Vendredi, des centaines de personnes ont défilé dans les rues en appelant au boycott du monde de la nuit. Quelle est la responsabilité réelle des établissements ? Comment les rendre plus sûrs ?

Amal Tahir, sexologue et porte-parole de l'Union féministe inclusive et autogérée (Ufia), explique qu'il faut "toucher les gens dans leur portefeuille pour leur faire comprendre qu'il y a un problème systémique. Les femmes subissent des violences systémiques. Cela veut dire que les femmes se font agresser partout: dans leur foyer, dans la rue, à l'école, au travail. Certes, là, on a touché au portefeuille des bars, du monde de l'horeca, mais le but est de sensibiliser tout le monde à ces violences qui sont faites continuellement", dit Amal Tahir.

La porte-parole de l'Ufia raconte ce qu'elle vit régulièrement dans la rue ou dans les bars.

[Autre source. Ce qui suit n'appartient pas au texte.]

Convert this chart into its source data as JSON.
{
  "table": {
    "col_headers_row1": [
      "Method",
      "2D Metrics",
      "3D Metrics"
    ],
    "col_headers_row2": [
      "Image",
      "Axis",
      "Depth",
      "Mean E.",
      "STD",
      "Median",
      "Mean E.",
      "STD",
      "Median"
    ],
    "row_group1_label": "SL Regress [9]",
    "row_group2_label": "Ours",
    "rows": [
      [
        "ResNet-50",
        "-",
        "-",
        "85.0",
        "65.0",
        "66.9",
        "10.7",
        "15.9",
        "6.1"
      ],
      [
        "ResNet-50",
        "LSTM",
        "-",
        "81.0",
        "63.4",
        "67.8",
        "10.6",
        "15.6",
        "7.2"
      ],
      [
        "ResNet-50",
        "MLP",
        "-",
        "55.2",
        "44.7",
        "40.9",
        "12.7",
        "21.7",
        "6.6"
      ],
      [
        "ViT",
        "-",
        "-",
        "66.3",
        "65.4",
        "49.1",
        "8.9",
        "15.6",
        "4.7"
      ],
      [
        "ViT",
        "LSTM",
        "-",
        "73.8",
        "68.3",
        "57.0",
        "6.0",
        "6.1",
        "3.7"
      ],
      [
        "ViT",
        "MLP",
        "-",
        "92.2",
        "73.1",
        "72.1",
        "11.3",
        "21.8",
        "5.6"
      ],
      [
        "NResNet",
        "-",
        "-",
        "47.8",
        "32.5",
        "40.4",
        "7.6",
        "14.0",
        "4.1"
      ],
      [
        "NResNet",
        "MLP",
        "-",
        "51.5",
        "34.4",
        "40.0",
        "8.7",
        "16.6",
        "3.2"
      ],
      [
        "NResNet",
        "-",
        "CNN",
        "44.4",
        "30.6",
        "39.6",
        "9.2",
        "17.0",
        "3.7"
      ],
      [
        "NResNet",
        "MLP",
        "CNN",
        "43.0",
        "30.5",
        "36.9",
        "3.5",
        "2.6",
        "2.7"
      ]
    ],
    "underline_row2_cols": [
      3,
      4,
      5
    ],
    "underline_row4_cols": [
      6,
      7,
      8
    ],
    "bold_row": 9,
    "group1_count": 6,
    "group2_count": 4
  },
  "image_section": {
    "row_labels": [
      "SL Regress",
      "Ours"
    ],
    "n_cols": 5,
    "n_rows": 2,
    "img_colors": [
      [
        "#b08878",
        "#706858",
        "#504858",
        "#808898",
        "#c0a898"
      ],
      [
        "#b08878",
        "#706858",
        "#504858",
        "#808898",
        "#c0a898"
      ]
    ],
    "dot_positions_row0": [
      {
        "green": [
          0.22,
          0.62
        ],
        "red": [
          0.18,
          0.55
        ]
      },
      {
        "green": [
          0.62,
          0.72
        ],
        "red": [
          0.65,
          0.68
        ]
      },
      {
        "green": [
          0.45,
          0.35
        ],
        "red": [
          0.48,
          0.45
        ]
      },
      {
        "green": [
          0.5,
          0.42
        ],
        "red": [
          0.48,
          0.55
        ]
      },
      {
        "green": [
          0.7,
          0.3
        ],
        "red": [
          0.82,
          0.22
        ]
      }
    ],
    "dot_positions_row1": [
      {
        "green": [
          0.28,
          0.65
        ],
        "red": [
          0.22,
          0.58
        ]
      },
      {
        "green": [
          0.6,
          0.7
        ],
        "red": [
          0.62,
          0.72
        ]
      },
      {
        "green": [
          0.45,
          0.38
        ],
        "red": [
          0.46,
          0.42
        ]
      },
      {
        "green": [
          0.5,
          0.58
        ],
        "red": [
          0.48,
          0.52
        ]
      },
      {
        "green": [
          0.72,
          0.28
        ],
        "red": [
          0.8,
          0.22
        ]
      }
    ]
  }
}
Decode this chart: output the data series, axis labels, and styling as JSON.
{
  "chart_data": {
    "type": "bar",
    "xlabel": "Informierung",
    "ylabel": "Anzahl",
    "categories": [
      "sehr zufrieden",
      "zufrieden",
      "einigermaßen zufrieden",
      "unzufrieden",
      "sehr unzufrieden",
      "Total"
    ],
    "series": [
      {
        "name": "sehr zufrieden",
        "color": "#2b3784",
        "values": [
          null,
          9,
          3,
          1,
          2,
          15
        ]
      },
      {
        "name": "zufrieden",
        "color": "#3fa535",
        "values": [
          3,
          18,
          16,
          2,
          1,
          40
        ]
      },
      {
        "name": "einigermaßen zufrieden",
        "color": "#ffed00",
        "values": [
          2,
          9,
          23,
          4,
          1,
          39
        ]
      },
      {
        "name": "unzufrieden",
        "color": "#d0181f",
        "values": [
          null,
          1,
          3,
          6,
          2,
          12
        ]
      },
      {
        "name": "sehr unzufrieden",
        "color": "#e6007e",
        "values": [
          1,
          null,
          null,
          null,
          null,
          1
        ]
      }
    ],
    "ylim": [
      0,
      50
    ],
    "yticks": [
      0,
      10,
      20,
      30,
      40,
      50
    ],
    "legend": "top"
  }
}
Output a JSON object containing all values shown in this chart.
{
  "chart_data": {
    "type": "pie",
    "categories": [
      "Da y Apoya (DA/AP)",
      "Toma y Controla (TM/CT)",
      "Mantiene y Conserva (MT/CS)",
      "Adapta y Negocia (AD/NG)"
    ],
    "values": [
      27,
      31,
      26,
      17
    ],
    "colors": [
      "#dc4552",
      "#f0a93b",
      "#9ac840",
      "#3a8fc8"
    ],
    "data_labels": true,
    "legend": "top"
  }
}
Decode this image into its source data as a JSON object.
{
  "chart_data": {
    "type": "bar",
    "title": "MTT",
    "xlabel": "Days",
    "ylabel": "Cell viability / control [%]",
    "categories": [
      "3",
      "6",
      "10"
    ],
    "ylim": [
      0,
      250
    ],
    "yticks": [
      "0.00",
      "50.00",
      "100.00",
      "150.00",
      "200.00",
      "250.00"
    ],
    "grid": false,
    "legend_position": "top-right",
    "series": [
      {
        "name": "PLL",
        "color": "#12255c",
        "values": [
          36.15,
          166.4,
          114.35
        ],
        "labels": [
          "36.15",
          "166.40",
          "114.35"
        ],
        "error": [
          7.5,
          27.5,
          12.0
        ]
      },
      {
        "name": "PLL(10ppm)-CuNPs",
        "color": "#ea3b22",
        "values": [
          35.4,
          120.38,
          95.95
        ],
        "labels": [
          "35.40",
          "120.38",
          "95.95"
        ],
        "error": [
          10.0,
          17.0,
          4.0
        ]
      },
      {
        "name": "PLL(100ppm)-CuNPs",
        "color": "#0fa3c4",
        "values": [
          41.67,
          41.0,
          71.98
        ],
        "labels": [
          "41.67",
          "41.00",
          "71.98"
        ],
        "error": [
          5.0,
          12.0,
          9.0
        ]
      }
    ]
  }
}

"Je suis une femme. Donc il est évident que quand je suis dans la rue, je me fais harceler. On dirait qu'on n'a pas notre place dans l'espace public. On a l'impression que certains hommes vont prendre toute la place dans l'espace public. Ils vont klaxonner, faire des avances parfois extrêmes et nous sexualiser très rapidement en fait".

Amal Tahir aimerait qu'il y ait une personne responsable dans le milieu de la nuit qui puisse intervenir lorsqu'une femme se fait harceler. L'activiste précise aussi qu'il faut une sensibilisation concernant la drogue dans les établissements. "Depuis que j'ai 18 ans, mes parents me rappellent de faire attention à mon verre donc c'est qu'on sait qu'il y a un problème".


Frederic Da Soghe, président de la section bar et vie nocturne de la fédération horeca à Bruxelles, a expliqué que les bars doivent être des endroits safe. À l'opposé de l'action de boycotter les bars, il encourage les filles à sortir et à dénoncer les agressions. "Montrer ce qui ne va pas."

Amal Tahir continuera à manifester "tant que les femmes se feront violer".